Based on the Oscar Wilde play of the same name, "An Ideal Husband" scores as a moderately entertaining drawing room comedy thanks to the elegance of its design and the performances of its first rate cast. Although it contains many elements of a classic Feydeau farce - comic misunderstandings, delicately timed missteps, hairbreadth missed encounters - the film lacks the kinetic energy necessary to allow these elements to completely shine through. Instead, we are treated to a more laid back, more traditionally British interpretation of the events. Indeed, the real charm of the film lies in its sharp observation of British gentility thinly disguising the often honey-tongued brutality lying just below the placid surface of this society. No one smiles more sincerely or maintains such immense social poise while slicing one's opponents to shreds than the elite of England - and this quality director Oliver Parker captures in complete fidelity to Wilde's overall vision.

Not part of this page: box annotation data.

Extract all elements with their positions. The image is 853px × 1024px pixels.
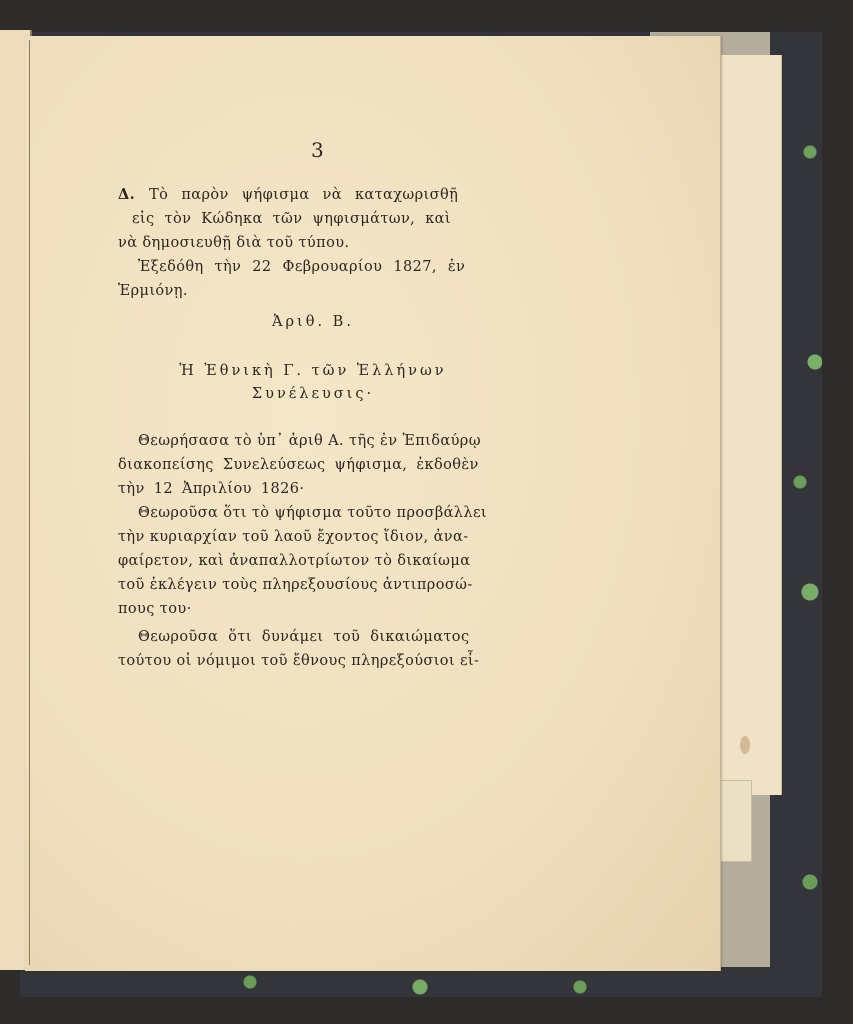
issued-line-1: Ἐξεδόθη τὴν 22 Φεβρουαρίου 1827, ἐν	[138, 256, 465, 278]
body-line-4: Θεωροῦσα ὅτι τὸ ψήφισμα τοῦτο προσβάλλει	[138, 502, 487, 524]
page-number: 3	[311, 138, 324, 162]
assembly-title-line-1: Ἡ Ἐθνικὴ Γ. τῶν Ἑλλήνων	[118, 360, 508, 382]
body-line-6: φαίρετον, καὶ ἀναπαλλοτρίωτον τὸ δικαίωμ…	[118, 550, 470, 572]
body-line-5: τὴν κυριαρχίαν τοῦ λαοῦ ἔχοντος ἴδιον, ἀ…	[118, 526, 469, 548]
assembly-title-line-2: Συνέλευσις·	[118, 383, 508, 405]
paragraph-a-line-1: Δ. Τὸ παρὸν ψήφισμα νὰ καταχωρισθῇ	[118, 184, 498, 206]
body-line-7: τοῦ ἐκλέγειν τοὺς πληρεξουσίους ἀντιπροσ…	[118, 574, 473, 596]
foxing-stain	[740, 736, 750, 754]
number-heading: Ἀριθ. Β.	[118, 311, 508, 333]
body-line-2: διακοπείσης Συνελεύσεως ψήφισμα, ἐκδοθὲν	[118, 454, 479, 476]
body-line-9: Θεωροῦσα ὅτι δυνάμει τοῦ δικαιώματος	[138, 626, 469, 648]
binding-thread	[29, 40, 30, 965]
paragraph-marker: Δ.	[118, 184, 135, 206]
body-line-1: Θεωρήσασα τὸ ὑπ᾽ ἀριθ Α. τῆς ἐν Ἐπιδαύρῳ	[138, 430, 481, 452]
issued-line-2: Ἑρμιόνῃ.	[118, 280, 188, 302]
body-line-3: τὴν 12 Ἀπριλίου 1826·	[118, 478, 304, 500]
paragraph-a-line-3: νὰ δημοσιευθῇ διὰ τοῦ τύπου.	[118, 232, 349, 254]
paragraph-a-line-2: εἰς τὸν Κώδηκα τῶν ψηφισμάτων, καὶ	[132, 208, 451, 230]
body-line-8: πους του·	[118, 598, 192, 620]
body-line-10: τούτου οἱ νόμιμοι τοῦ ἔθνους πληρεξούσιο…	[118, 650, 479, 672]
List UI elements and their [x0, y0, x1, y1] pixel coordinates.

Jeremy Northam portrays a highly respected and happily married member of the House of Commons who is suddenly confronted with a moral dilemma: should he allow a blackmailer to expose an egregiously immoral action in his past, thereby ensuring the ruination of both his career and his marriage, or should he go along with the blackmailer's demands and publicly support a cause he knows to be highly unethical and injurious to both his people and his nation? Julianne Moore portrays the woman who waltzes suddenly into his life and attempts to threaten him into supporting a doomed canal project to protect her own financial investment. Rupert Everett also stars as a confirmed bachelor who manages to become intricately involved in everyone's affairs.

The film succeeds most when it concentrates on the stuffiness of the stiff-upper-lipped British tradition juxtaposed to the single-minded viciousness of the Moore character. She delivers a delightful interpretation of an amoral woman utilizing cruelty to achieve her desired ends, fitting perfectly into a morally topsy-turvy world which feasts on scandal and the ruination of its own members, yet where a mismatched tea set stands as the ultimate in moral turpitude. Wilde, on the other end of the morality spectrum, also subtly jabs at the unrealistic obsession with virtue in the character of Northam's impossibly pure wife (Cate Blanchett); she erects so high a moral pedestal for her husband to stand upon that it is only after she has been caught in a moral infraction herself that the world these characters inhabit can come back into any sort of balance.

The film is probably least effective when trying to cope with the complex interweaving and overlapping of the characters and their situations. Packer simply does not provide the manic energy and chaotic pacing necessary to make such plot mechanics soar on screen. As a result, "An Ideal Husband" is more likable as a genteel British comedy of manners than the unbridled drawing room farce it seems so often to want to be. Still, this is a film to be savored and enjoyed on many levels.